Helenium is a genus of annuals and herbaceous perennial plants in the family Asteraceae, native to the Americas.

They bear yellow or orange daisy-like composite flowers. A number of these species (particularly Helenium autumnale) have the common name sneezeweed, based on the former use of their dried leaves in making snuff. It was inhaled to cause sneezing that would supposedly rid the body of evil spirits. Larger species may grow up to  tall.

The genus is named for Helen of Troy, daughter of Zeus and Leda.

Helenium species are used as food plants by the larvae of some Lepidoptera species including Phymatopus behrensii.

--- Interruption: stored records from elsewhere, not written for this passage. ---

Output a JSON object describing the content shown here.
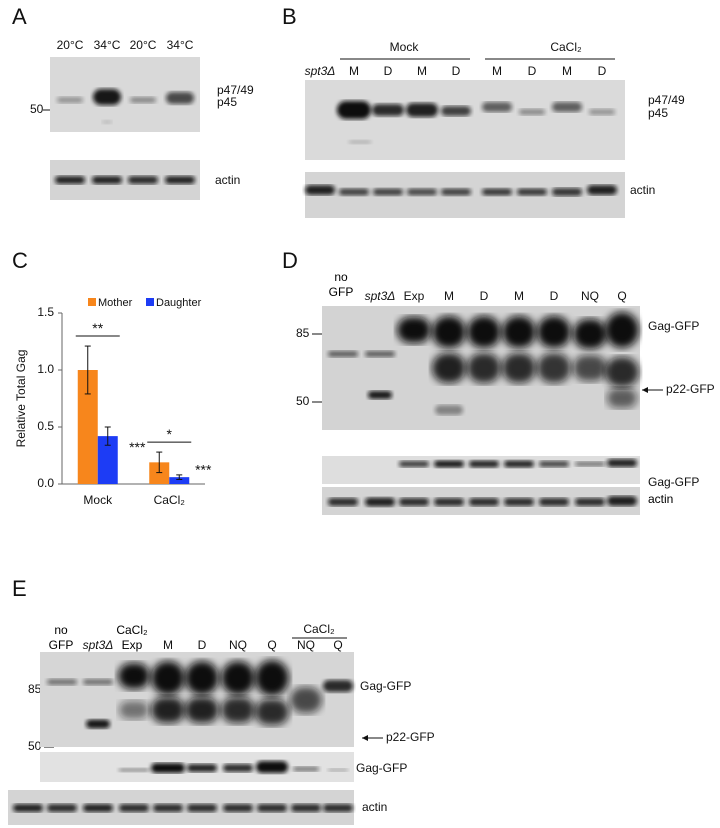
{
  "panels": {
    "A": {
      "letter": "A",
      "lanes": [
        "20°C",
        "34°C",
        "20°C",
        "34°C"
      ],
      "marker": "50",
      "bands": [
        "p47/49",
        "p45"
      ],
      "loading": "actin"
    },
    "B": {
      "letter": "B",
      "control": "spt3Δ",
      "groups": [
        {
          "label": "Mock",
          "lanes": [
            "M",
            "D",
            "M",
            "D"
          ]
        },
        {
          "label": "CaCl₂",
          "lanes": [
            "M",
            "D",
            "M",
            "D"
          ]
        }
      ],
      "bands": [
        "p47/49",
        "p45"
      ],
      "loading": "actin"
    },
    "D": {
      "letter": "D",
      "lanes": [
        "no GFP",
        "spt3Δ",
        "Exp",
        "M",
        "D",
        "M",
        "D",
        "NQ",
        "Q"
      ],
      "markers": [
        "85",
        "50"
      ],
      "bands": [
        "Gag-GFP",
        "p22-GFP"
      ],
      "short_exposure": "Gag-GFP",
      "loading": "actin"
    },
    "E": {
      "letter": "E",
      "lanes": [
        "no GFP",
        "spt3Δ",
        "CaCl₂ Exp",
        "M",
        "D",
        "NQ",
        "Q"
      ],
      "group": {
        "label": "CaCl₂",
        "lanes": [
          "NQ",
          "Q"
        ]
      },
      "markers": [
        "85",
        "50"
      ],
      "bands": [
        "Gag-GFP",
        "p22-GFP"
      ],
      "short_exposure": "Gag-GFP",
      "loading": "actin"
    }
  },
  "chart_data": {
    "type": "bar",
    "panel": "C",
    "y_label": "Relative Total Gag",
    "categories": [
      "Mock",
      "CaCl₂"
    ],
    "series": [
      {
        "name": "Mother",
        "color": "#f7861c",
        "values": [
          1.0,
          0.19
        ],
        "errors": [
          0.21,
          0.09
        ]
      },
      {
        "name": "Daughter",
        "color": "#1d3cf5",
        "values": [
          0.42,
          0.06
        ],
        "errors": [
          0.08,
          0.02
        ]
      }
    ],
    "ylim": [
      0,
      1.5
    ],
    "yticks": [
      {
        "value": 0,
        "label": "0.0"
      },
      {
        "value": 0.5,
        "label": "0.5"
      },
      {
        "value": 1,
        "label": "1.0"
      },
      {
        "value": 1.5,
        "label": "1.5"
      }
    ],
    "annotations": [
      "**",
      "*",
      "***",
      "***"
    ],
    "legend": "top"
  }
}
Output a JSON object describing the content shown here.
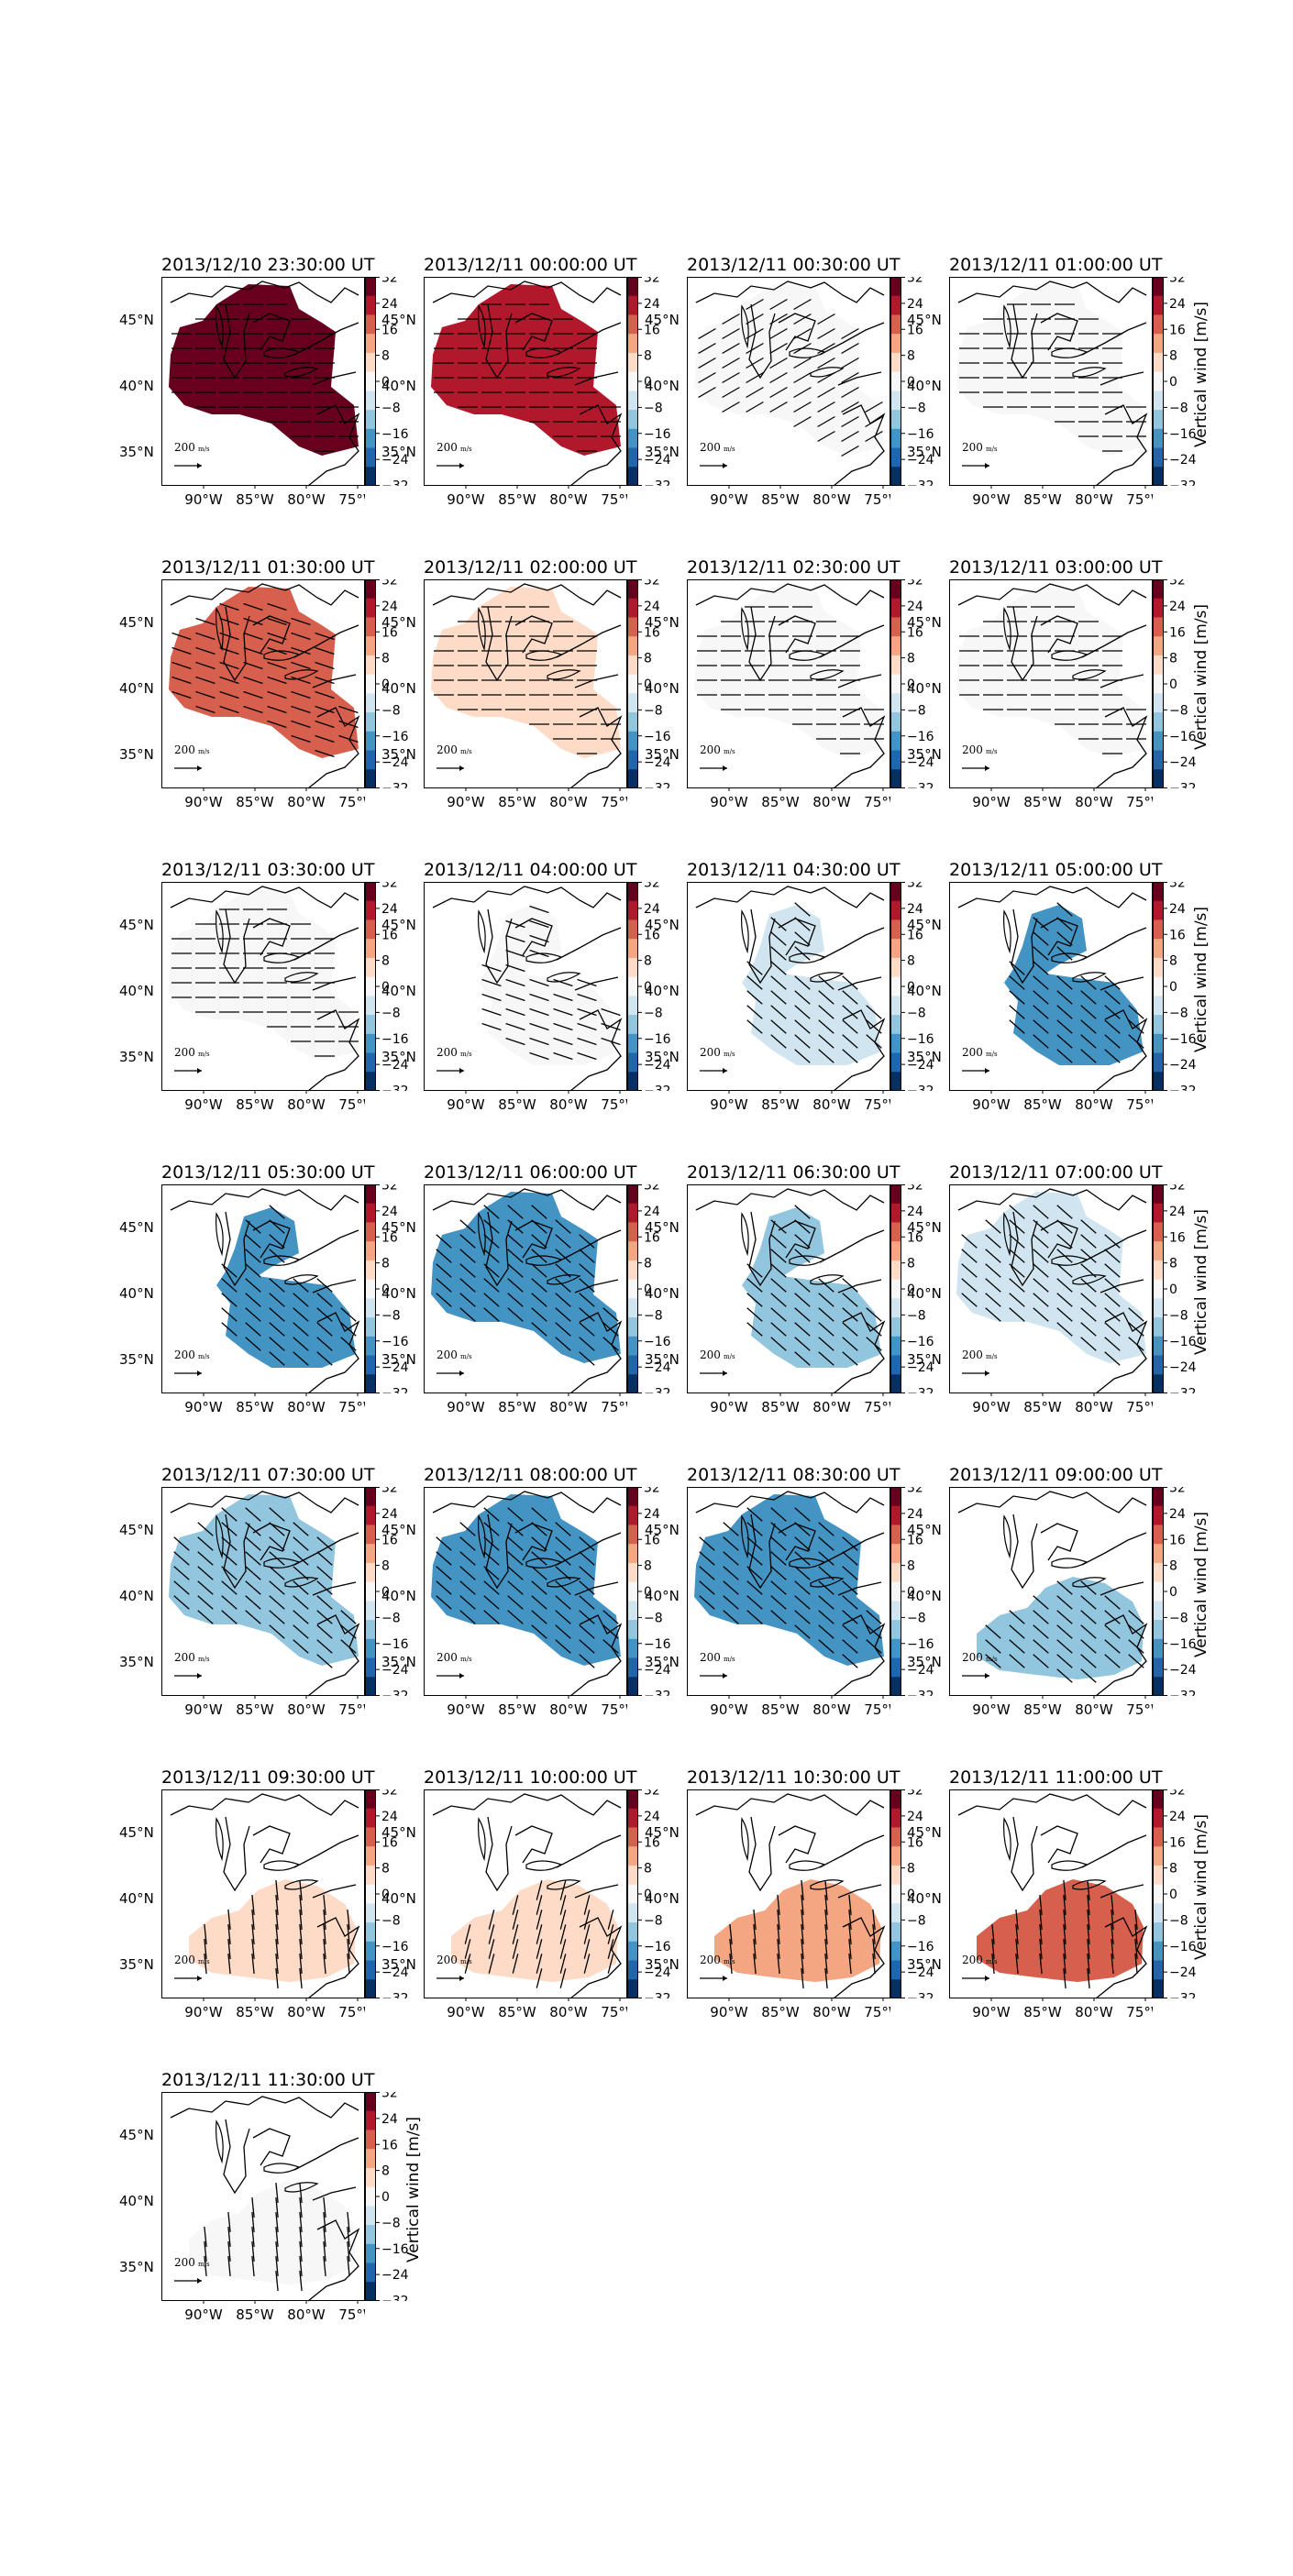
{
  "figure": {
    "type": "map-grid",
    "colorbar": {
      "label": "Vertical wind [m/s]",
      "ticks": [
        "32",
        "24",
        "16",
        "8",
        "0",
        "−8",
        "−16",
        "−24",
        "−32"
      ],
      "range": [
        -32,
        32
      ],
      "colormap": "RdBu_r",
      "colors_low_to_high": [
        "#053061",
        "#2166ac",
        "#4393c3",
        "#92c5de",
        "#d1e5f0",
        "#f7f7f7",
        "#fddbc7",
        "#f4a582",
        "#d6604d",
        "#b2182b",
        "#67001f"
      ]
    },
    "axes": {
      "x_ticks": [
        "90°W",
        "85°W",
        "80°W",
        "75°W"
      ],
      "y_ticks": [
        "45°N",
        "40°N",
        "35°N"
      ]
    },
    "scale_label": "200",
    "scale_units": "m/s",
    "land_outline_color": "#000000"
  },
  "panels": [
    {
      "title": "2013/12/10 23:30:00 UT",
      "value": 30,
      "region": "full",
      "arrow": "E"
    },
    {
      "title": "2013/12/11 00:00:00 UT",
      "value": 28,
      "region": "full",
      "arrow": "E"
    },
    {
      "title": "2013/12/11 00:30:00 UT",
      "value": 0,
      "region": "full",
      "arrow": "NE"
    },
    {
      "title": "2013/12/11 01:00:00 UT",
      "value": 0,
      "region": "full",
      "arrow": "E"
    },
    {
      "title": "2013/12/11 01:30:00 UT",
      "value": 18,
      "region": "full",
      "arrow": "ESE"
    },
    {
      "title": "2013/12/11 02:00:00 UT",
      "value": 5,
      "region": "full",
      "arrow": "E"
    },
    {
      "title": "2013/12/11 02:30:00 UT",
      "value": 0,
      "region": "full",
      "arrow": "E"
    },
    {
      "title": "2013/12/11 03:00:00 UT",
      "value": 0,
      "region": "full",
      "arrow": "E"
    },
    {
      "title": "2013/12/11 03:30:00 UT",
      "value": -3,
      "region": "full",
      "arrow": "E"
    },
    {
      "title": "2013/12/11 04:00:00 UT",
      "value": -3,
      "region": "east",
      "arrow": "ESE"
    },
    {
      "title": "2013/12/11 04:30:00 UT",
      "value": -7,
      "region": "east",
      "arrow": "SE"
    },
    {
      "title": "2013/12/11 05:00:00 UT",
      "value": -20,
      "region": "east",
      "arrow": "SE"
    },
    {
      "title": "2013/12/11 05:30:00 UT",
      "value": -18,
      "region": "east",
      "arrow": "SE"
    },
    {
      "title": "2013/12/11 06:00:00 UT",
      "value": -20,
      "region": "full",
      "arrow": "SE"
    },
    {
      "title": "2013/12/11 06:30:00 UT",
      "value": -14,
      "region": "east",
      "arrow": "SE"
    },
    {
      "title": "2013/12/11 07:00:00 UT",
      "value": -8,
      "region": "full",
      "arrow": "SE"
    },
    {
      "title": "2013/12/11 07:30:00 UT",
      "value": -12,
      "region": "full",
      "arrow": "SE"
    },
    {
      "title": "2013/12/11 08:00:00 UT",
      "value": -22,
      "region": "full",
      "arrow": "SE"
    },
    {
      "title": "2013/12/11 08:30:00 UT",
      "value": -19,
      "region": "full",
      "arrow": "SE"
    },
    {
      "title": "2013/12/11 09:00:00 UT",
      "value": -10,
      "region": "south",
      "arrow": "SE"
    },
    {
      "title": "2013/12/11 09:30:00 UT",
      "value": 4,
      "region": "south",
      "arrow": "S"
    },
    {
      "title": "2013/12/11 10:00:00 UT",
      "value": 8,
      "region": "south",
      "arrow": "SSW"
    },
    {
      "title": "2013/12/11 10:30:00 UT",
      "value": 12,
      "region": "south",
      "arrow": "S"
    },
    {
      "title": "2013/12/11 11:00:00 UT",
      "value": 18,
      "region": "south",
      "arrow": "S"
    },
    {
      "title": "2013/12/11 11:30:00 UT",
      "value": 0,
      "region": "south",
      "arrow": "S"
    }
  ]
}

Genus level properties: most conspicuously globe-like disk-shaped flowers, rays three-lobed at tip.

Species

Cultivation

Numerous cultivars have been developed for garden use - mainly from H. autumnale and H. bigelovii. They are useful for late summer and fall bloom, usually in less formal compositions. They are appropriate for native gardens in areas where they are indigenous, and they look wonderfully in bouquets. Annual species are easily grown from seed, and perennials should be divided every year in order to retain their vigor. The soil should be fertile with a generous amount of organic manner in the form of compost, manure or other decayed organic matter in addition to, perhaps, an application of a complete fertilizer in spring. Heleniums should be grown in full sun average to moist soil with good drainage. They are drought tolerant, but should be watered on planting and regularly until established.

AGM cultivars
The following have gained the Royal Horticultural Society's Award of Garden Merit:- 
 
 'Baudirektor Linne' 
 'Blütentisch' 
 'Butterpat' 
 'Dunkle Pracht'  
 'Feuersiegel' 
 'Gartensonne' 
 'Karneol' 
 'Moerheim Beauty' 
 'Ring of Fire' 
 'Rubinzwerg' 
 'Sahin's Early Flowerer' 
 'Waltraut' 
 'Wesergold' 
 

The UK National Collection of heleniums is located at Yew Tree House, Hall Lane, Hankelow. near Audlem in Cheshire.